Lawrence artist’s business grows out of campaign to cheer up hospitalized friend

Lawrence artist Stacey Lamb shows off some of the countdown cards she had for sale at a recent craft show. The cards, which countdown to events like birthdays, retirements or holidays, started with a set she made for a friend who was recovering from a bone marrow transplant.

Art has been Stacey Lamb’s refuge since childhood, but she thought two years ago her days as an artist were over.

“I was laid off from a greeting card company after 30 years,” she said. “I didn’t know what I’d do. I thought I’d never draw again.”

Lamb said art has been central to her identity since she retreated to her bedroom as a fourth-grader for a four-day drawing marathon as a way to deal with bullying and abuse at school. The bullying ended when a drawing of Snoopy she made on her notebook during her home retreat caught the eye of her chief abuser, who pronounced it and her “cool.”

“I’ve been an artist ever since,” she said. “My art has always been there for me.”

Lamb earned a degree in fine arts from the University of Kansas and went to work as a greeting card illustrator before getting let go about two years ago. It was a bad time made worse when her close friend Cheryl Wonnell, of Lawrence, was diagnosed with leukemia, but Lamb once again looked to art to deal with her emotions and help her friend.

Two years ago this month, Wonnell received a bone marrow transplant at KU Hospital. The procedure required Wonnell to stay in a germ-free environment for 100 days, first in the hospital’s Johnson County transplant center and then in a room her friends prepared for her in Gladstone, Mo.

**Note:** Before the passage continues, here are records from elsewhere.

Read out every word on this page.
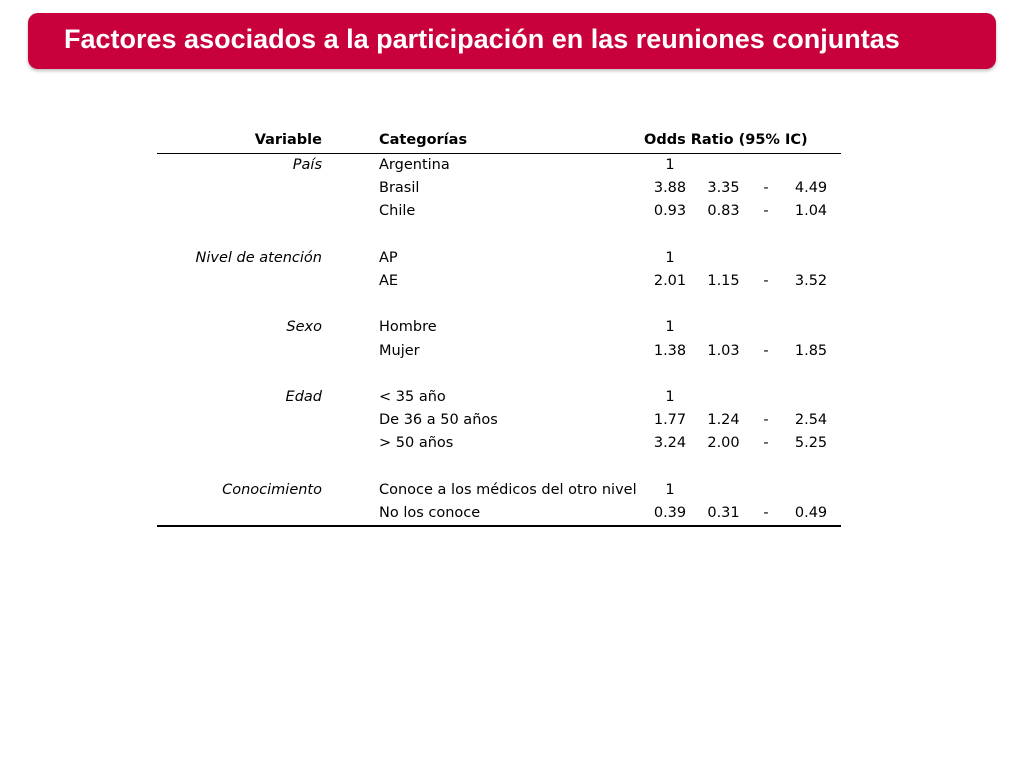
Factores asociados a la participación en las reuniones conjuntas
Variable	Categorías	Odds Ratio (95% IC)			
País	Argentina	1			
	Brasil	3.88	3.35	-	4.49
	Chile	0.93	0.83	-	1.04

Nivel de atención	AP	1			
	AE	2.01	1.15	-	3.52

Sexo	Hombre	1			
	Mujer	1.38	1.03	-	1.85

Edad	< 35 año	1			
	De 36 a 50 años	1.77	1.24	-	2.54
	> 50 años	3.24	2.00	-	5.25

Conocimiento	Conoce a los médicos del otro nivel	1			
	No los conoce	0.39	0.31	-	0.49
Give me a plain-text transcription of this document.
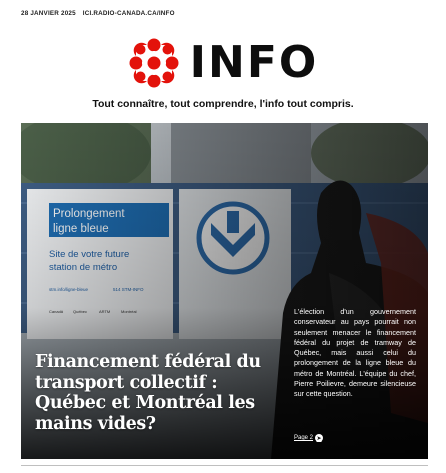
28 JANVIER 2025 ICI.RADIO-CANADA.CA/INFO
INFO
Tout connaître, tout comprendre, l'info tout compris.
Financement fédéral du transport collectif : Québec et Montréal les mains vides?
L'élection d'un gouvernement conservateur au pays pourrait non seulement menacer le financement fédéral du projet de tramway de Québec, mais aussi celui du prolongement de la ligne bleue du métro de Montréal. L'équipe du chef, Pierre Poilievre, demeure silencieuse sur cette question.
Page 2 ➤
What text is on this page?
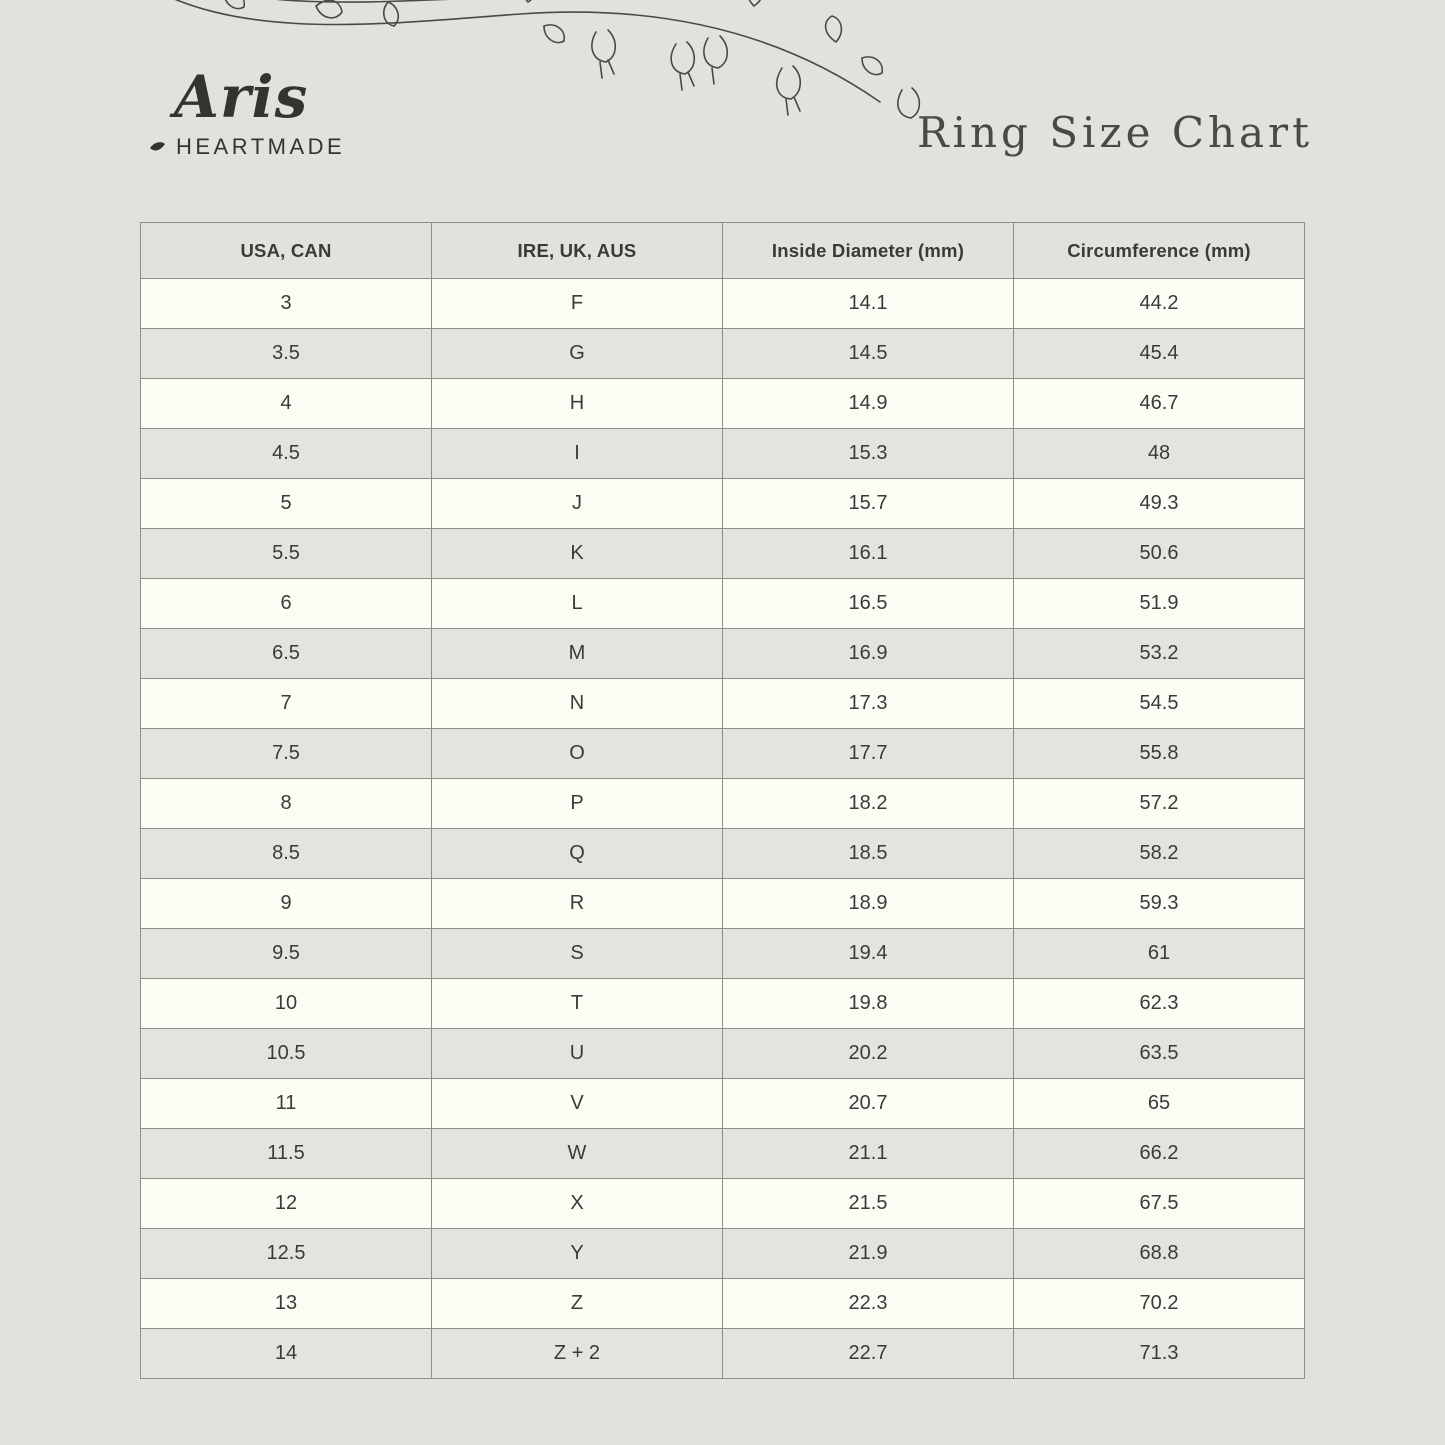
Aris
HEARTMADE	Ring Size Chart
USA, CAN	IRE, UK, AUS	Inside Diameter (mm)	Circumference (mm)
3	F	14.1	44.2
3.5	G	14.5	45.4
4	H	14.9	46.7
4.5	I	15.3	48
5	J	15.7	49.3
5.5	K	16.1	50.6
6	L	16.5	51.9
6.5	M	16.9	53.2
7	N	17.3	54.5
7.5	O	17.7	55.8
8	P	18.2	57.2
8.5	Q	18.5	58.2
9	R	18.9	59.3
9.5	S	19.4	61
10	T	19.8	62.3
10.5	U	20.2	63.5
11	V	20.7	65
11.5	W	21.1	66.2
12	X	21.5	67.5
12.5	Y	21.9	68.8
13	Z	22.3	70.2
14	Z + 2	22.7	71.3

“That was a long time for her to be away from her family, home and beloved dog,” Lamb said. “I wanted to give her something that would make the time go by faster, brighten her room and give her something to look forward to every day. I made her 100 little drawings on index cards. I put them in a box with some clothesline and clothespins, so she could take one out every day and hang it up.”

Wonnell said the gift had the intended effect of giving her something to look forward to daily, while reminding her she was one day closer to going home.

“They were absolutely therapeutic,” said Wonnell, who has been cancer free since the transplant. “Mine had a lot of Bible verses. That was great for me. My doctors and nurse practitioners loved them so much, I would let them pick out a card for the day.”

Wonnell’s surgeon was also impressed, seeing in the countdown cards something that meshed with his research into the effects of a positive attitude on patient healing.

“He said, ‘This is exactly what I’m looking for,'” Lamb said. “I managed to find a Lawrence printer and make up boxes of cards, rope and pins for his hospital.”

Since then, some area cancer facilities and children’s hospitals have seen the benefit of the cards and have bought Lamb’s boxes for their patients. Most are of the same countdown concept that she created for Wonnell, but a therapist from Georgetown University Hospital in Washington, D.C., asked her to create cards to teach hospitalized children to count from 1 to 10 forward and backward and from 1 to 100, she said.

“It feels good we are helping lift these little children’s spirits a little higher,” Lamb said. “It makes us feel a little better, too.”

It occurred to Lamb and her husband, Brent Lamb, that the countdown concept could be applied to other occasions like birthdays, weddings, anniversaries and holidays. She is now marketing those as part of her Happy Countdown Cards business with such special decks as those with “healthy living,” “be happy” and “do good-feel good” messages. More details of her product lines can be found at the website Brent designed at happycountdowncards.com.

“I didn’t set out to make this a business,” she said. “It was a gift to a friend I dearly loved. I feel like it came from the heart. It’s re-energized and inspired me. I’m working more hours than I ever have.”